00:13Depuis cet arrêt, les preuves obtenues de manière déloyale
00:17peuvent également être produites devant le Conseil des prud'hommes
00:20ou la Cour d'appel dans les contentieux entre un employeur et son salarié.
00:23Les juges vont vérifier le principe de proportionnalité
00:27entre le fait que la preuve a été obtenue de manière déloyale
00:30et l'utilisation que l'on fait de cette preuve pour justifier le licenciement par exemple.
00:35En septembre dernier, la Cour de cassation a ainsi admis
00:38que l'on pouvait utiliser une clé USB qui appartenait à un salarié
00:42mais qui se trouvait sur son lieu de travail pour prouver la faute de cet salarié.
00:46On voit donc que le juge a considéré que cette preuve déloyale,
00:50cette clé ne lui appartenait pas, pouvait être produite
00:53parce que c'était la seule qui permettait de prouver la faute de ce salarié.
00:57En février 2024, la Cour de cassation a admis
01:01que l'on pouvait utiliser un enregistrement vidéo pris à l'insu d'une salariée
01:07pour prouver le fait qu'elle avait volé dans le stock de la pharmacie dont elle était salariée.
01:12Là aussi, le juge a estimé que cet enregistrement vidéo
01:16était le seul moyen que l'employeur avait de prouver le vol de sa salariée.
01:21Dans tous autres cas, cette preuve n'aurait pas été acceptée
01:23et jusqu'à cet arrêt de décembre 2023, elle n'aurait pas été non plus admise.
01:27Il y a bien entendu des contre-exemples.
01:29En octobre 2024, la Cour de cassation a refusé le licenciement d'un collaborateur,
01:34cadre dirigeant, qui avait tenu des propos graveleux avec deux collaborateurs
01:38mais en utilisant la messagerie professionnelle.
01:40La Cour de cassation a estimé qu'il s'agissait de propos tenus de manière privée,
01:44donc elle a refusé cette preuve comme source de licenciement de ce cadre dirigeant
01:49au nom de la liberté d'expression.
01:51D'une manière plus générale,
01:53la liberté d'expression est un principe fondamental dans les relations professionnelles.

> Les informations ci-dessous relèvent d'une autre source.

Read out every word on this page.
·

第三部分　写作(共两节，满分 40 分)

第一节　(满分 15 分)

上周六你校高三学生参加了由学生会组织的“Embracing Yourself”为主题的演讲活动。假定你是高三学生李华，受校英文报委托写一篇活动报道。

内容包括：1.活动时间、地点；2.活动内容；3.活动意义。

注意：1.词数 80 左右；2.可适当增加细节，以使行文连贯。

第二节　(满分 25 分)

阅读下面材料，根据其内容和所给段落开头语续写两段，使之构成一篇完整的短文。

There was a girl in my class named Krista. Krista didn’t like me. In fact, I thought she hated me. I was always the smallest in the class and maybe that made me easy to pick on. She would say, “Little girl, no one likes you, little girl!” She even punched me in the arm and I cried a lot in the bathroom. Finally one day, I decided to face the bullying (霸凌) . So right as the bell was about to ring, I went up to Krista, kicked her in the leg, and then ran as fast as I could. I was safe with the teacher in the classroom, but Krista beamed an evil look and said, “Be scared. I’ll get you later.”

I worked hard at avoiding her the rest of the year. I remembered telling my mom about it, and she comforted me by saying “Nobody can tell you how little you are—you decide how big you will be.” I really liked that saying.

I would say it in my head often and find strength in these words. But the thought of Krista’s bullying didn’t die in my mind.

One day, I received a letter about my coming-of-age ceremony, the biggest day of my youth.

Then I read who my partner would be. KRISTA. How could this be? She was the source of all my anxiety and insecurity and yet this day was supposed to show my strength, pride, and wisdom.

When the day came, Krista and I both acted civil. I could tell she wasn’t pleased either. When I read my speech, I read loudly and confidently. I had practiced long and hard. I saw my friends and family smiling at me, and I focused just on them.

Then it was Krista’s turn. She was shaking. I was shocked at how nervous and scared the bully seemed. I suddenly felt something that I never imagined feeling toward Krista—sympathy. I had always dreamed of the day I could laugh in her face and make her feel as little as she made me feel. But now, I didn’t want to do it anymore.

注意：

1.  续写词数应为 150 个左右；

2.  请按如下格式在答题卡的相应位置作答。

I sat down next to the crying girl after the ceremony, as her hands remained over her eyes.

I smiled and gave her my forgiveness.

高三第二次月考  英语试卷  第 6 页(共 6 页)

01:56On ne peut pas sanctionner quelqu'un pour avoir tenu des propos
01:59sur son employeur ou sur ses collègues,
02:01sauf évidemment s'il s'agit de racisme ou de misogynie ou de harcèlement.
02:06Un animateur télé a vu son licenciement confirmé
02:09parce que les propos qu'il avait tenus étaient publics et portaient tort à son employeur.
02:14Cet arrêt de la Cour de cassation va bouleverser les relations sociales au sein de l'entreprise.
02:18Il faut faire très attention à ce que l'on dit et ce que l'on fait sur son lieu de travail.
02:27Juste un rappel, les collaborateurs aussi peuvent utiliser des preuves déloyales contre leur employeur.